Rumored 3.8 Percent Sales Tax on Homes
For home sales, the existing $500,000 / $250,000 gain exclusion for a seller of a principal residence continues to apply, so most principal residences sales will not be affected by the 3.8 percent sales tax on homes.
Among the most common tax and housing policy questions is whether a 3.8 percent sales tax will hit home sales in 2013. NAHB said the answer is no. That's good news for landscape professionals, as home owners can target more of their expendable income towards landscape improvements.
NAHB tracked a set of emails that falsely claimed that the 2010 health care reform legislation (which contained a burdensome 1099 reporting requirement, now repealed) imposed a 3.8 percent sales tax or transfer fee on all home sales in 2013. There is an element of fact underlying this rumor, but for the most part this claim is false.
The new tax added by the health care reform law is an add-on to existing taxes on capital gains and other unearned income (dividends, rents, and interest). The new 3.8 percent tax is often referred to as a Medicare tax because its revenues will be dedicated to the Medicare Trust Fund.

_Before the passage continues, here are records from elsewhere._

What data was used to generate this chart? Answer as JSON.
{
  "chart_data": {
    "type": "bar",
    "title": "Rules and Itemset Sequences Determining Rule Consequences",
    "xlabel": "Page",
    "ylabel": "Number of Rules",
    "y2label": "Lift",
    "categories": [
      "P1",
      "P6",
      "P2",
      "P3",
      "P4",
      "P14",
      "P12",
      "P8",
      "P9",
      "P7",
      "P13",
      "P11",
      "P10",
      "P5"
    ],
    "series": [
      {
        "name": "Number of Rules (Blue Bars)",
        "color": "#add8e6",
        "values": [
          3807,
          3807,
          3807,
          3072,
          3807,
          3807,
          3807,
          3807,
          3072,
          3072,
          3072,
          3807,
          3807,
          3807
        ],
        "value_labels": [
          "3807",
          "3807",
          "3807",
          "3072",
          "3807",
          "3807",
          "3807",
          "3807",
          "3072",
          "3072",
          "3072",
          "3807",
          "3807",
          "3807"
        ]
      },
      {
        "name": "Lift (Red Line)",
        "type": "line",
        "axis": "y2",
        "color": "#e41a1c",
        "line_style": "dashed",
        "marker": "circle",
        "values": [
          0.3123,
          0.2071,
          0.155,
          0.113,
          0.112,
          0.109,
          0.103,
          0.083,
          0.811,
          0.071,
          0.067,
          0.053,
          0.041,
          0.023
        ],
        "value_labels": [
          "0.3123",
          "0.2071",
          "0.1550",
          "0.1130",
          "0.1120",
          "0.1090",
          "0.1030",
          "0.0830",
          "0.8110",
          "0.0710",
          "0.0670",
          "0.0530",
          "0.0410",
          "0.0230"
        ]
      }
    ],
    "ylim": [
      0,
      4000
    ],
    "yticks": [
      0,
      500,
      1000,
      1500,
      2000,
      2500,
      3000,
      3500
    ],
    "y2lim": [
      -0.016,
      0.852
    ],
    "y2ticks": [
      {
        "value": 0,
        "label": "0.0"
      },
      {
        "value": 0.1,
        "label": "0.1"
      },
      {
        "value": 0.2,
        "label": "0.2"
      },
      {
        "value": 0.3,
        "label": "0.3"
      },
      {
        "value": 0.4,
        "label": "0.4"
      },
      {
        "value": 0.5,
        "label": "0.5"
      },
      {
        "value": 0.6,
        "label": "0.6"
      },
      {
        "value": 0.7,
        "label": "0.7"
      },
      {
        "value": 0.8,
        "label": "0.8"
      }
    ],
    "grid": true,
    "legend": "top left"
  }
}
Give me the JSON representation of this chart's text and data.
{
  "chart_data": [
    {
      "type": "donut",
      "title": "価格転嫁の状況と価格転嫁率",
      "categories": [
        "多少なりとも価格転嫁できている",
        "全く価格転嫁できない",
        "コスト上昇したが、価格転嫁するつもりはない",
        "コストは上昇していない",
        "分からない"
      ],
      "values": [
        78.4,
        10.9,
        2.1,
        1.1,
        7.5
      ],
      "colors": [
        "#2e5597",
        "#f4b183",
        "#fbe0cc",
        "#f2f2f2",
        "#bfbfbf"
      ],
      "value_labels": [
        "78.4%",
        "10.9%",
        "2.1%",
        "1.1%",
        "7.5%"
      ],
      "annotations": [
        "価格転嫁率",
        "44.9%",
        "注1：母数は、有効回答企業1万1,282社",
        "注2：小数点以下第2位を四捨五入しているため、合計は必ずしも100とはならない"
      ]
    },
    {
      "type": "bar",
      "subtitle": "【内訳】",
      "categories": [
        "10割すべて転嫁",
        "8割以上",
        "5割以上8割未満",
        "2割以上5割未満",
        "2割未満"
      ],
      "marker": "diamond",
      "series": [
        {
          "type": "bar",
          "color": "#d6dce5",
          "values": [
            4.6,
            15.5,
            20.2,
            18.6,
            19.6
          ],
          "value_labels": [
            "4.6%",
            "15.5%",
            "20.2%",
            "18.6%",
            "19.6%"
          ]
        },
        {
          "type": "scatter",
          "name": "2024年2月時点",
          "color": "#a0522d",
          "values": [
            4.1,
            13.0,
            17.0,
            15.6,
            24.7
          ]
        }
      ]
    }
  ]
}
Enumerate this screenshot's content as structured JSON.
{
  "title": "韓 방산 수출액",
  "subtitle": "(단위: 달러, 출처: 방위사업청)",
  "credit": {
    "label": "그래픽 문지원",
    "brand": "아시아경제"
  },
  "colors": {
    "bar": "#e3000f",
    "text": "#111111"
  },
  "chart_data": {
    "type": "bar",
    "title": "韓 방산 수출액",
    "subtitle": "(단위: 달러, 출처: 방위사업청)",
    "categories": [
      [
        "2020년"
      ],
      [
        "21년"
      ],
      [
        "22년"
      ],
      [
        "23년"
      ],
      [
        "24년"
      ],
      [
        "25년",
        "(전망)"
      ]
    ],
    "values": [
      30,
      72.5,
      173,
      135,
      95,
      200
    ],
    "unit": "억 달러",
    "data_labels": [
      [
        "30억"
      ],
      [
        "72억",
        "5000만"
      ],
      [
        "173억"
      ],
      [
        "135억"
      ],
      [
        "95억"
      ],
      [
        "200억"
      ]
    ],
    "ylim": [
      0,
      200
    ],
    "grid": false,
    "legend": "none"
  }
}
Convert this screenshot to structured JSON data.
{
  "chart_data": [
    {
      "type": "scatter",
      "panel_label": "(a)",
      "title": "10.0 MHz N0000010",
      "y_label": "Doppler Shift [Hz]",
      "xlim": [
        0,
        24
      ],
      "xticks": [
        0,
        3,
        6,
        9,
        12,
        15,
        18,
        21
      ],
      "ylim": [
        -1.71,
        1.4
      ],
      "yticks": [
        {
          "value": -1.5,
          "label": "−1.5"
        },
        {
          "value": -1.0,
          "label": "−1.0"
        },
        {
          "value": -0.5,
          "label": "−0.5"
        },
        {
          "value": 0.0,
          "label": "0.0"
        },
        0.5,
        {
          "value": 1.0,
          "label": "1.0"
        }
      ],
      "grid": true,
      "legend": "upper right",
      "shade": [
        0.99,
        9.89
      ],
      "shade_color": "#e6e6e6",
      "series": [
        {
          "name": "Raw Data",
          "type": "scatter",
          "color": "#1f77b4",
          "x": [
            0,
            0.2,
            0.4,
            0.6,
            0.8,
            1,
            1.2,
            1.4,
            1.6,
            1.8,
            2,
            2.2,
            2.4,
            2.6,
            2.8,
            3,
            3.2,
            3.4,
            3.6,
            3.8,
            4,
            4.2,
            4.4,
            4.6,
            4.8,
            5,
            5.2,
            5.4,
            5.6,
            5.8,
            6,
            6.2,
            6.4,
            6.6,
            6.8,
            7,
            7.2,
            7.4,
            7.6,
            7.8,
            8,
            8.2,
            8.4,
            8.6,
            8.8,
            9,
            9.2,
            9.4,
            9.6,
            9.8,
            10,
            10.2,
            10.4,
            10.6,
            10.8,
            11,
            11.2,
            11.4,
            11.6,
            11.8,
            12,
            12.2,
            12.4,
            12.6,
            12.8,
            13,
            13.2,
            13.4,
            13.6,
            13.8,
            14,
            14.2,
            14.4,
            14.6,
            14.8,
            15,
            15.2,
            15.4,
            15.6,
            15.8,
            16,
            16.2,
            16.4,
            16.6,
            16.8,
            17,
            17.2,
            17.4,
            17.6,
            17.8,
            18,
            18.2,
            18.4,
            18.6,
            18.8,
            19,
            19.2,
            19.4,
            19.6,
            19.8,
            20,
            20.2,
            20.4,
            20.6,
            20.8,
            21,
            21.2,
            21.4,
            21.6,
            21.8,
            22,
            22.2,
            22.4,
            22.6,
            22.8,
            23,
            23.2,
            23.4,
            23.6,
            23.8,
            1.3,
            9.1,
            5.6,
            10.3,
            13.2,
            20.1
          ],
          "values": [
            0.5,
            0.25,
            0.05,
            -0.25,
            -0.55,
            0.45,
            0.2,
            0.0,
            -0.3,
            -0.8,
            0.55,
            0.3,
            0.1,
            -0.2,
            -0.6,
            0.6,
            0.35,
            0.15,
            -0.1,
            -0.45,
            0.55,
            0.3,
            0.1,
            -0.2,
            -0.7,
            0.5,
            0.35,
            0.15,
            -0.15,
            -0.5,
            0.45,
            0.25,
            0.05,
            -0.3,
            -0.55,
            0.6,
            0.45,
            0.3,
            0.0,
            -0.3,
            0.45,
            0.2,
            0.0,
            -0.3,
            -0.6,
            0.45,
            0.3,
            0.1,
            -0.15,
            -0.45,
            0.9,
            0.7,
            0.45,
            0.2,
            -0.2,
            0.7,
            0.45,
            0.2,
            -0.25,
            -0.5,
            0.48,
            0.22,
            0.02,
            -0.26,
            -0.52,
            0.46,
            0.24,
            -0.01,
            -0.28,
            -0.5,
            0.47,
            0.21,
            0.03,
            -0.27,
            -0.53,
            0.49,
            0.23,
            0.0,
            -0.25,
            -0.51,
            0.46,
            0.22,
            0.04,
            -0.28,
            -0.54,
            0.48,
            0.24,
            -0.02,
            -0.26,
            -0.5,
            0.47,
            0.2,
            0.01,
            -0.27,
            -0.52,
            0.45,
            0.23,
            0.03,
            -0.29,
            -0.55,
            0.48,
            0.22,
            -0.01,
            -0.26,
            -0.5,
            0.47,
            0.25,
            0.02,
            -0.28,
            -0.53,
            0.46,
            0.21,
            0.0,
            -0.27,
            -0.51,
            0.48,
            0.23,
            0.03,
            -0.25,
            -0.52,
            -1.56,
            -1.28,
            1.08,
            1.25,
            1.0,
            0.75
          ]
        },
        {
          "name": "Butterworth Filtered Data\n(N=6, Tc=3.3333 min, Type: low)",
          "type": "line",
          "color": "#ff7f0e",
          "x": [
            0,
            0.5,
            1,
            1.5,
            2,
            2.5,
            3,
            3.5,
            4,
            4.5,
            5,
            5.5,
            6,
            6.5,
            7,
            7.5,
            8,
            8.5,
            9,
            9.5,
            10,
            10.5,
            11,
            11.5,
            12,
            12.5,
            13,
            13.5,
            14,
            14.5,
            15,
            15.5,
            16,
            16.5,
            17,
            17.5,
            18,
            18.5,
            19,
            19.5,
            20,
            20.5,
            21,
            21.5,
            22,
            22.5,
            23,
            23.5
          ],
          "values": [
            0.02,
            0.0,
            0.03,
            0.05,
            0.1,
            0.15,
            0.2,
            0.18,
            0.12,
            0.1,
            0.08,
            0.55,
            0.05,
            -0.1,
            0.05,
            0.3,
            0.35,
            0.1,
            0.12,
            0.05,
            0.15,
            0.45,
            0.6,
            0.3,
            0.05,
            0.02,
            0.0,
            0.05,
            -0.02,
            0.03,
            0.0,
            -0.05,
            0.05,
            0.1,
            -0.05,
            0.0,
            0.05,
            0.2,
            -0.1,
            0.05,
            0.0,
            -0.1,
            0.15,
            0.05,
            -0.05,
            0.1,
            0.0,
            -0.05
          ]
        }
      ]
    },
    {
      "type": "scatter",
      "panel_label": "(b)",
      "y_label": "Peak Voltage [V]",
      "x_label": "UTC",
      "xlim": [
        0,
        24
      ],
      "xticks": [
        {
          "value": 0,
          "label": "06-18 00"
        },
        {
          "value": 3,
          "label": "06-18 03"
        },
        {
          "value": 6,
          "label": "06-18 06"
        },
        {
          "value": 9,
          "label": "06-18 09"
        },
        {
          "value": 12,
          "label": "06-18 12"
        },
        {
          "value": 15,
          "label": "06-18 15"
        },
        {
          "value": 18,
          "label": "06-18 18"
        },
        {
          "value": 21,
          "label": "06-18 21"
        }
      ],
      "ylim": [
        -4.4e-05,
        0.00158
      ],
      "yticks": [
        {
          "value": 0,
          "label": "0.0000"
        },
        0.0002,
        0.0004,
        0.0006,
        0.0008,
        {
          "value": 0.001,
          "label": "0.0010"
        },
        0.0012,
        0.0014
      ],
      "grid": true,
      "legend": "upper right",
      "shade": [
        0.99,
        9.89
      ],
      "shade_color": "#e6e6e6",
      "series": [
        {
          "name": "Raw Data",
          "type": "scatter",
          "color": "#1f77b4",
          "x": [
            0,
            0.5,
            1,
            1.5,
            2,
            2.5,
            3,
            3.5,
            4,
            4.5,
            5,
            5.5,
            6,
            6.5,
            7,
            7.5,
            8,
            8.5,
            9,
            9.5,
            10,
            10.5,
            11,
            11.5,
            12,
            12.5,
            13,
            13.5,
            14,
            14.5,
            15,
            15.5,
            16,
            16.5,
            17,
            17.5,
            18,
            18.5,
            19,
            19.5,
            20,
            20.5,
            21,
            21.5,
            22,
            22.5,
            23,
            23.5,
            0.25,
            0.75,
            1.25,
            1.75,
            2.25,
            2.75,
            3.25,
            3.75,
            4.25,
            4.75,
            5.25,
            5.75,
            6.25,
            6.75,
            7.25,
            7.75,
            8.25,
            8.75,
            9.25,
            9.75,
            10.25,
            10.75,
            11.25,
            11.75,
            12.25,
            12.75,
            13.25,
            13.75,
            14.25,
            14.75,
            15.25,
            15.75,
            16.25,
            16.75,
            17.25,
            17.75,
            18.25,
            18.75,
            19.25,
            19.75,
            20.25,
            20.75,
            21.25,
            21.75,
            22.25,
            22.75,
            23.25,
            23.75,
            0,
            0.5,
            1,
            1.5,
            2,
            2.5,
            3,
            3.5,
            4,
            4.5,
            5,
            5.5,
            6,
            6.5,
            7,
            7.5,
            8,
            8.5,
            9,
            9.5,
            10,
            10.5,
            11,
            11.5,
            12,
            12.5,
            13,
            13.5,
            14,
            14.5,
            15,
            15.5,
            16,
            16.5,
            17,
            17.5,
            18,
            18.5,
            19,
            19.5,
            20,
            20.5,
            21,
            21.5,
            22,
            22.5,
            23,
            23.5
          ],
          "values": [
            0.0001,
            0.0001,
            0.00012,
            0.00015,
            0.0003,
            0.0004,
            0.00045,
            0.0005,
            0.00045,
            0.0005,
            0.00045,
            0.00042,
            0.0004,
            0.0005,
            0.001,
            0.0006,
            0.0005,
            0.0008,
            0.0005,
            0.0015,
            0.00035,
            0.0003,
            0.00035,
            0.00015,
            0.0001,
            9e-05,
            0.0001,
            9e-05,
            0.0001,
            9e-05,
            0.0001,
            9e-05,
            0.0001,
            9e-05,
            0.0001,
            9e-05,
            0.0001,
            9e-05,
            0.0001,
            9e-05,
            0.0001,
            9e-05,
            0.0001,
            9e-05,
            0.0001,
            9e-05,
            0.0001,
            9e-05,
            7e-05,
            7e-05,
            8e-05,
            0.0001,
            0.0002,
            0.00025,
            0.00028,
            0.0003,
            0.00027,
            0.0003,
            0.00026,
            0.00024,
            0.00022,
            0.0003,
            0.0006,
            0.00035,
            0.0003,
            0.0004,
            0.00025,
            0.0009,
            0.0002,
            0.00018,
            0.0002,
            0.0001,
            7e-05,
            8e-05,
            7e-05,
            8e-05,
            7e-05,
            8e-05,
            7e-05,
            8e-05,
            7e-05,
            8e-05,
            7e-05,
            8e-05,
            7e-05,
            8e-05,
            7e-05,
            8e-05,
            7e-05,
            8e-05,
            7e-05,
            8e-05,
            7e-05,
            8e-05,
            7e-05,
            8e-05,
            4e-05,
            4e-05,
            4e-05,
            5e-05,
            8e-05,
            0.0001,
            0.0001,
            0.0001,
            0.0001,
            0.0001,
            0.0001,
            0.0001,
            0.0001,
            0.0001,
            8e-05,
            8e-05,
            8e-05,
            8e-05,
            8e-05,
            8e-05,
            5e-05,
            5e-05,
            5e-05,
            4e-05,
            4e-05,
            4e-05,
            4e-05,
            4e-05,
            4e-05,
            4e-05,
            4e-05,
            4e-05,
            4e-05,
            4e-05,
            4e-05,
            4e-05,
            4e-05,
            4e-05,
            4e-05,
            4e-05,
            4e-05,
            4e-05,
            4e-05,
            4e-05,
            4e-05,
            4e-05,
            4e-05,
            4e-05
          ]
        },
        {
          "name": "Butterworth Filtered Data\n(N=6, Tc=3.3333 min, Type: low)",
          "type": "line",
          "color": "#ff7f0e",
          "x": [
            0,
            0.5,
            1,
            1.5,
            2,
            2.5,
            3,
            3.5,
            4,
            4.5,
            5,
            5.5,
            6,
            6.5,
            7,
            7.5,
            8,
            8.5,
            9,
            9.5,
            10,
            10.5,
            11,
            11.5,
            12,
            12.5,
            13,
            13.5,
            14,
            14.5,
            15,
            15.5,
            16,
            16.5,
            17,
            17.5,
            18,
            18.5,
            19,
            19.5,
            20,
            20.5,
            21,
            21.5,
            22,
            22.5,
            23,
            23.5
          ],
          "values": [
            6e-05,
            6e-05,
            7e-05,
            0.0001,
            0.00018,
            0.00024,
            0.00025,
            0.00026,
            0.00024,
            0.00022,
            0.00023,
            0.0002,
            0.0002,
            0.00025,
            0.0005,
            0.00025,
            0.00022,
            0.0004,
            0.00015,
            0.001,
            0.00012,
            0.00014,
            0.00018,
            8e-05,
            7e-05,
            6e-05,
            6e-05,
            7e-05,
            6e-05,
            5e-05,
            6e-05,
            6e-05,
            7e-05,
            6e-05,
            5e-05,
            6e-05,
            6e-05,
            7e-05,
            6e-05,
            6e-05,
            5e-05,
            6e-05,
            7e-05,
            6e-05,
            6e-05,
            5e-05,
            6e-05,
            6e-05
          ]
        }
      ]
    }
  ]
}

For capital gains, presently taxed at a 15 percent rate, the gains rate would rise an additional 3.8 percentage points for high-income taxpayers, those with adjusted gross incomes (AGI) above $250,000 ($200,000 if filing a single return). Capital gains arise with the sale of capital assets, such as stocks, bonds, and real estate.
Some second home sellers with high incomes may have to pay some additional capital gains tax to the extent that their AGI exceeds $250,000, but only on that portion of the gain that causes the taxpayer's AGI to exceed $250,000 and only for the realized capital gain - not the actual sales price.